In case you missed it, the Economist Intelligence Unit recently published a report of what life might be like 14 years hence. Key takeaways include the fact that there will be more of us around (7.43 billion to be precise) and more of us will be older. This is bad news, apparently, for mortgage brokers and fast food chains and anyone else targeting youth segments of the population. Intelligent machines will be everywhere by 2020, and every company will use them, so to differentiate a service offer you will need to employ real people with the personal (empathetic) touch. Given the number of older people around, healthcare companies should do well although this doesn't necessarily mean that people will be buying into national healthcare providers. Healthcare tourism is expected to boom. Local energy production (also known as 'distributed power') will also be a big trend.
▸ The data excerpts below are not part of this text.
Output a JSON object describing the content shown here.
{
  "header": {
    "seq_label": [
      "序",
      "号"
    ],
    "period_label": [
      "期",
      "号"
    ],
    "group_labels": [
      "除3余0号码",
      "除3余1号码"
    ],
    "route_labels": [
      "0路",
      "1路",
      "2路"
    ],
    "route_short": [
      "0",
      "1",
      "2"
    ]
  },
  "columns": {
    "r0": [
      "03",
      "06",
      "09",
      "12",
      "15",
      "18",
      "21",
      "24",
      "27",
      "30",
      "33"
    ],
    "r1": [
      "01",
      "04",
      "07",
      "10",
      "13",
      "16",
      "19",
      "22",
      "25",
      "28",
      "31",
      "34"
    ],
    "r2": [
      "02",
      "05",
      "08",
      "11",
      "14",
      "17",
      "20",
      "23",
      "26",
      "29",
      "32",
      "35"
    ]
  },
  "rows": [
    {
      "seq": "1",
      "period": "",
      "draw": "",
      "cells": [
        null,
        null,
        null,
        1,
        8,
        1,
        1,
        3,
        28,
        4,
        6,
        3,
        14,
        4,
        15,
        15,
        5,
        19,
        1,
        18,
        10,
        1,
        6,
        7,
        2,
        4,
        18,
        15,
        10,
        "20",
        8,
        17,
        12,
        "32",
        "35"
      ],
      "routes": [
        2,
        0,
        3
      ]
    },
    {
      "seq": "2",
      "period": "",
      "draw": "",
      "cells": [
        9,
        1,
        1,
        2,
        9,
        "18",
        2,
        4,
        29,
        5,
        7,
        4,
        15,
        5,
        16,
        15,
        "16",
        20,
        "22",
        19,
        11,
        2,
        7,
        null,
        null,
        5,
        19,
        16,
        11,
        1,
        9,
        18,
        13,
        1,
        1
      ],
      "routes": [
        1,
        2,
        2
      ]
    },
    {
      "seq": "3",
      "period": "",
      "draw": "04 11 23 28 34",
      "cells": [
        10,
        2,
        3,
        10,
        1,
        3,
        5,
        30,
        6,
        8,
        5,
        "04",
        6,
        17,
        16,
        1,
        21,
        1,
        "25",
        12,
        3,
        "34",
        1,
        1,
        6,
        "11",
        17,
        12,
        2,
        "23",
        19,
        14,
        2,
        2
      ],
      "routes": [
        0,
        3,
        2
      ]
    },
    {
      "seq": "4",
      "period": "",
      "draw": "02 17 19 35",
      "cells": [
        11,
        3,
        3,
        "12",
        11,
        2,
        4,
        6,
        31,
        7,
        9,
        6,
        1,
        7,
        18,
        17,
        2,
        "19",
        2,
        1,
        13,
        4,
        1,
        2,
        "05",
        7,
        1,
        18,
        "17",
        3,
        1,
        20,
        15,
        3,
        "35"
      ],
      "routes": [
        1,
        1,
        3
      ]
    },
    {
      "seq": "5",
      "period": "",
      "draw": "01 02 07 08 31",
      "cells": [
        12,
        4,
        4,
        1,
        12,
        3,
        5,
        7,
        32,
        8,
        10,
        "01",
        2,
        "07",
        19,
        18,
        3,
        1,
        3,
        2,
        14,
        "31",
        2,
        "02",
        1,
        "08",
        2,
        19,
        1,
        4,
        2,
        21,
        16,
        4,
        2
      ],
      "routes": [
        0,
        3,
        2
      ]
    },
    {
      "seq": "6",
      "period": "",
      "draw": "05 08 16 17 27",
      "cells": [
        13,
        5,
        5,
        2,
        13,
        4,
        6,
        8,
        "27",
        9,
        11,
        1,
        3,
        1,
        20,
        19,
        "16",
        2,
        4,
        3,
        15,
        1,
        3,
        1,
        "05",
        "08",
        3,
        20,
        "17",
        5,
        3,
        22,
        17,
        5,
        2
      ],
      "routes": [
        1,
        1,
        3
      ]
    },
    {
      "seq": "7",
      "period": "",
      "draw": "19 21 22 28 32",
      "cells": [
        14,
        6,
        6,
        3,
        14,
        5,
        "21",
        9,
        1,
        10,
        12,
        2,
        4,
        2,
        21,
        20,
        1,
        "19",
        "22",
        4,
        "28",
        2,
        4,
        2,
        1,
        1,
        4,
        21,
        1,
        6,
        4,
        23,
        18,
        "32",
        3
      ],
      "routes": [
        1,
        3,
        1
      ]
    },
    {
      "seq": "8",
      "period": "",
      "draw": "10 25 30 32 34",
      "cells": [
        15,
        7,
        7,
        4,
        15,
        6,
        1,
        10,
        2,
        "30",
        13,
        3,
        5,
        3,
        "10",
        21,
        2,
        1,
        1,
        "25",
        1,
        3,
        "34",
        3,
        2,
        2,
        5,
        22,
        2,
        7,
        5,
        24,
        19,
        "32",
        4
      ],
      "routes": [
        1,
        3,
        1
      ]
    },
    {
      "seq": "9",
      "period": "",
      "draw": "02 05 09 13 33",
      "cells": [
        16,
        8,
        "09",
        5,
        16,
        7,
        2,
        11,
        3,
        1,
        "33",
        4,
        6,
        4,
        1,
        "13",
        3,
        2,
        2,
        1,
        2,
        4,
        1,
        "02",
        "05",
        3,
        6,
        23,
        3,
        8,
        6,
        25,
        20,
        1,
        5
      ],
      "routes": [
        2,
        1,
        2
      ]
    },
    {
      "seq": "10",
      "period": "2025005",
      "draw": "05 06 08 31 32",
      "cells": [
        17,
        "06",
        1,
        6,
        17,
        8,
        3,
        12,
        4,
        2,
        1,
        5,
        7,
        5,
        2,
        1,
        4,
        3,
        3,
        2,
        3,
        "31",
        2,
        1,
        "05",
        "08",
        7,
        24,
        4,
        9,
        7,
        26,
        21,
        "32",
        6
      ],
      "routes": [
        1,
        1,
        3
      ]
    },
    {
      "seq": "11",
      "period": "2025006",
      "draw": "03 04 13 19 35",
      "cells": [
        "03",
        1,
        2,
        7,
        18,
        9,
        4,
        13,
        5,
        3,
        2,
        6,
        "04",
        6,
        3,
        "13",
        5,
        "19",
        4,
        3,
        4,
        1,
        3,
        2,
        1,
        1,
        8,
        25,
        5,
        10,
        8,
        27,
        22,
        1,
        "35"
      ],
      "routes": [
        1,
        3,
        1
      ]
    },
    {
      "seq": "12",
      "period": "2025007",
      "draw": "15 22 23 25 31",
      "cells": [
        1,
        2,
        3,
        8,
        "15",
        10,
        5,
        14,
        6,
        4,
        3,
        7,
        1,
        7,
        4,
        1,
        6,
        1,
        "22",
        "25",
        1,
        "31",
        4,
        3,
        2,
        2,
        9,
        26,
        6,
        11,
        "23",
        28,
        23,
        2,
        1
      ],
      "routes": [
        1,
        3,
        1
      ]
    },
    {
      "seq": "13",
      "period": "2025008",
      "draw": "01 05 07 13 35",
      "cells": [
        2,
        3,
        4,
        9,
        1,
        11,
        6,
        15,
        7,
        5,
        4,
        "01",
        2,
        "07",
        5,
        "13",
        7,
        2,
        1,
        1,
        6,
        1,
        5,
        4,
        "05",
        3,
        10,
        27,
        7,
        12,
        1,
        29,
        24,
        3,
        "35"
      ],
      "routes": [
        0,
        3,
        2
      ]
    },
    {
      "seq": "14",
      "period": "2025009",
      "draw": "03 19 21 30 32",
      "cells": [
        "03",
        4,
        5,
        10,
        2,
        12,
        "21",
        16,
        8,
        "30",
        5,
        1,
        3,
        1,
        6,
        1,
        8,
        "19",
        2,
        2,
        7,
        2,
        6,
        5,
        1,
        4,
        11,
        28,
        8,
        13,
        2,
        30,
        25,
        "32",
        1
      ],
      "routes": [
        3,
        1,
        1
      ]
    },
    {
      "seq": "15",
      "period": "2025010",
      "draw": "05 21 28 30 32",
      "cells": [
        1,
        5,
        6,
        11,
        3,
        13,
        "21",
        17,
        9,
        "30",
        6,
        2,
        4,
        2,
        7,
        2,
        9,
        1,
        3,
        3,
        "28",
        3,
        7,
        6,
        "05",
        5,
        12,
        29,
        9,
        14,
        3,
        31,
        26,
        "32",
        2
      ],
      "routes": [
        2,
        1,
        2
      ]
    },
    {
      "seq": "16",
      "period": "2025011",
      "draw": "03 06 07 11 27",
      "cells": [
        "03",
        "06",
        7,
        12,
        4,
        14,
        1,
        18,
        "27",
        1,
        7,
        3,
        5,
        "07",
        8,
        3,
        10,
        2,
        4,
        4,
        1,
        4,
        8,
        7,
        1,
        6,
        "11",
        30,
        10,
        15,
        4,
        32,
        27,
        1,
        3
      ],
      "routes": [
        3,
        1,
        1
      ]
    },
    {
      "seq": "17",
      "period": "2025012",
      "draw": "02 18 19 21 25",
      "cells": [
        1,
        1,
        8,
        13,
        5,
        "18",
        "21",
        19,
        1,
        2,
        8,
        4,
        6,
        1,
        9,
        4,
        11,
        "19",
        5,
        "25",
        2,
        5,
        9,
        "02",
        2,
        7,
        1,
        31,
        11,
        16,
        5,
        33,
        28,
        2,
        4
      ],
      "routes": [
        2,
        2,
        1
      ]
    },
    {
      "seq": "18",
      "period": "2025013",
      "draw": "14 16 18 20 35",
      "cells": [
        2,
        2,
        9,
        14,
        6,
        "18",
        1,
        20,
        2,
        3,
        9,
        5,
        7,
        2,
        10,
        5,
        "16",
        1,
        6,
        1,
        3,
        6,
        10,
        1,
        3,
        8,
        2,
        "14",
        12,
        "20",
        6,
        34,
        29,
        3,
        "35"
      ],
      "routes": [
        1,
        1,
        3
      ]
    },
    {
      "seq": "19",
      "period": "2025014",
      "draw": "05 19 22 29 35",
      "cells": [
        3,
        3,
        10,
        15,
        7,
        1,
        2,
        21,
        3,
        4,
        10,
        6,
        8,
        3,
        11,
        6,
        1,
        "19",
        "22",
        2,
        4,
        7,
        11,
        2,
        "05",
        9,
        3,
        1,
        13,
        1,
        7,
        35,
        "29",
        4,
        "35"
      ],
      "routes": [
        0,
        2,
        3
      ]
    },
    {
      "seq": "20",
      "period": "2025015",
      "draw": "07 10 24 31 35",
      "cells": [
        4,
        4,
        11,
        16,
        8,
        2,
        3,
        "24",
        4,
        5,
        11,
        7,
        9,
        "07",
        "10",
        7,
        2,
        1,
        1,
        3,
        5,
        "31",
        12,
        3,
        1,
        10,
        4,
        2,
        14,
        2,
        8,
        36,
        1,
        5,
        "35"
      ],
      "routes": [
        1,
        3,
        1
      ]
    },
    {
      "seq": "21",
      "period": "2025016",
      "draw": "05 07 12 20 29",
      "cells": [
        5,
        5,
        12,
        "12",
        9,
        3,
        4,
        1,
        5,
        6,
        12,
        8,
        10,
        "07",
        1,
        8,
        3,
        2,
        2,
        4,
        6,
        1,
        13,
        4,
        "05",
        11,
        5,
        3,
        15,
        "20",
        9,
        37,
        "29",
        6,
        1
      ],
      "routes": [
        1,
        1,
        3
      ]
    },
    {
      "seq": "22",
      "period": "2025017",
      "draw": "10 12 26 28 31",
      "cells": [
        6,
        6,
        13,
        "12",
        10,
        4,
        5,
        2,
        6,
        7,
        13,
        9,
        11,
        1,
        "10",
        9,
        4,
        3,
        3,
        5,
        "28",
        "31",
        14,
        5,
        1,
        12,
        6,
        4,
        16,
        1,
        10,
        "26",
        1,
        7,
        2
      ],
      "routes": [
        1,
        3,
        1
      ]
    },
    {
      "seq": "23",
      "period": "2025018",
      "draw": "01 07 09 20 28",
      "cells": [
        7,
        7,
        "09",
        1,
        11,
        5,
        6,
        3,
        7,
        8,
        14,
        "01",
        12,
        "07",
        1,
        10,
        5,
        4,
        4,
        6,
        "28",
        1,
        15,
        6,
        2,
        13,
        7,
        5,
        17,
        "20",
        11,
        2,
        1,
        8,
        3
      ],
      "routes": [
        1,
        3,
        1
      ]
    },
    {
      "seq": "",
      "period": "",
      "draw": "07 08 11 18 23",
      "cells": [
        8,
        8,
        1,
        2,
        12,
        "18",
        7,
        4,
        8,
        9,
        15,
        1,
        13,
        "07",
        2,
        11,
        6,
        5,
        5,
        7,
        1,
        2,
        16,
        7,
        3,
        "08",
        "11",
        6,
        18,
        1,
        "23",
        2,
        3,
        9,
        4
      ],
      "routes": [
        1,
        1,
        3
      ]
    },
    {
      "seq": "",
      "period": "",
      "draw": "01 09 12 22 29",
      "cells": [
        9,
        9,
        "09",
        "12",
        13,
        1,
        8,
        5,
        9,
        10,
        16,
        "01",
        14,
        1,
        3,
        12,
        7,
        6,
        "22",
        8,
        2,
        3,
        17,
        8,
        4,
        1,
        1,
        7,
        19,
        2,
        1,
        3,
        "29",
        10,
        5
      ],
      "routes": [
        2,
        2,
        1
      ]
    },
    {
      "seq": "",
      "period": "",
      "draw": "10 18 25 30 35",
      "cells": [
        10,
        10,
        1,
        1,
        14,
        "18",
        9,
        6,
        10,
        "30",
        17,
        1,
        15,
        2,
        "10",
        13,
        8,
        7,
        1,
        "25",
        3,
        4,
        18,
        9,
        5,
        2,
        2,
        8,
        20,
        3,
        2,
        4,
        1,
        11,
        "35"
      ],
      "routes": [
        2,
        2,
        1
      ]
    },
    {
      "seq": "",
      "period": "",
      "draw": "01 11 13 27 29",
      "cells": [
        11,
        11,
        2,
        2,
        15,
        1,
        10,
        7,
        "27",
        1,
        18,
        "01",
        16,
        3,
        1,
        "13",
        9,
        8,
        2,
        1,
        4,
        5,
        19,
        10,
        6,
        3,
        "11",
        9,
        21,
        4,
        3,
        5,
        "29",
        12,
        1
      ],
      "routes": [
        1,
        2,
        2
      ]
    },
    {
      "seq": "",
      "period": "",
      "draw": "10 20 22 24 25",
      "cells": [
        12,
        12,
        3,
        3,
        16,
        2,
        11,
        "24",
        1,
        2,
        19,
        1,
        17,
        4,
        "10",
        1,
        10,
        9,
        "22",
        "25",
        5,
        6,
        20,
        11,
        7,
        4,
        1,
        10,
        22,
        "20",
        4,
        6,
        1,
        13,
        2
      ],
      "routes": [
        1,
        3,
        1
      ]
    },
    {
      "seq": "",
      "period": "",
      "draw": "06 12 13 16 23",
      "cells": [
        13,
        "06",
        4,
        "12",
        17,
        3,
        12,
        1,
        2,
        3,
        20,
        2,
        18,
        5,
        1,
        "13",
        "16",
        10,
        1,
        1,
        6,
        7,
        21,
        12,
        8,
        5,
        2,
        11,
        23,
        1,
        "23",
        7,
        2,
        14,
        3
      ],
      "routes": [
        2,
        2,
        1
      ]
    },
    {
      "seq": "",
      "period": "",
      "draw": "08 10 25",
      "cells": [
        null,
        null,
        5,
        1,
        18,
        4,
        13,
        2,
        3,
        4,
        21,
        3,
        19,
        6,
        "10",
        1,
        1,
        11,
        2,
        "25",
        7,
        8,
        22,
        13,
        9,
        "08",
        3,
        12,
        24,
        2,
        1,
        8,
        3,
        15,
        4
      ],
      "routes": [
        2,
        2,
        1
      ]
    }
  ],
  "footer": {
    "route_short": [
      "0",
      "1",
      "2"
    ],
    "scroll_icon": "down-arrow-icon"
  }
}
Finally, automation and outsourcing will make many jobs vanish, so knowledge production, creativity and innovation will be big businesses.
Ref: The Times (UK), 27 May 2006, 'The next big thing: life in 2020', D. Rowan.
Download the free report at

And finally ... Life in the year 2024

Goodness me there's a lot of this stuff around. Spiked, along with sponsors Orange(a UK telecom company) are in the middle of producing a survey about what life will be like in the year 2024. The online survey, entitled 'Enlightening the Future 2024', taps into the brains of leading academics, writers and artists to highlight some of the key challenges facing the next generation. Key themes unearthed to date include the rise of the mobile society. According to Mike Dolan, executive director of the Mobile Operators Association this means that a key challenge is for us to overcome our anxieties and 'embrace unprecedented innovation ... fearlessly'. Oh sure. Nothing to do with the fact that a mobile telecommunications company is the sponsor of the report or that Mike's members want to sell us things then? Equally, Ingo Potrykus, chairman of the Humanitarian Golden Rice Board and Network, is a major proponent of biotechnologies to help feed the world. Nothing wrong with that but the fact that the biotechnology industry is what's currently feeding his family does rather taint his comments. Despite this, the survey makes good reading.
Ref: Spiked (UK), 11 July 2006, 'What next for humanity?' M. Hume.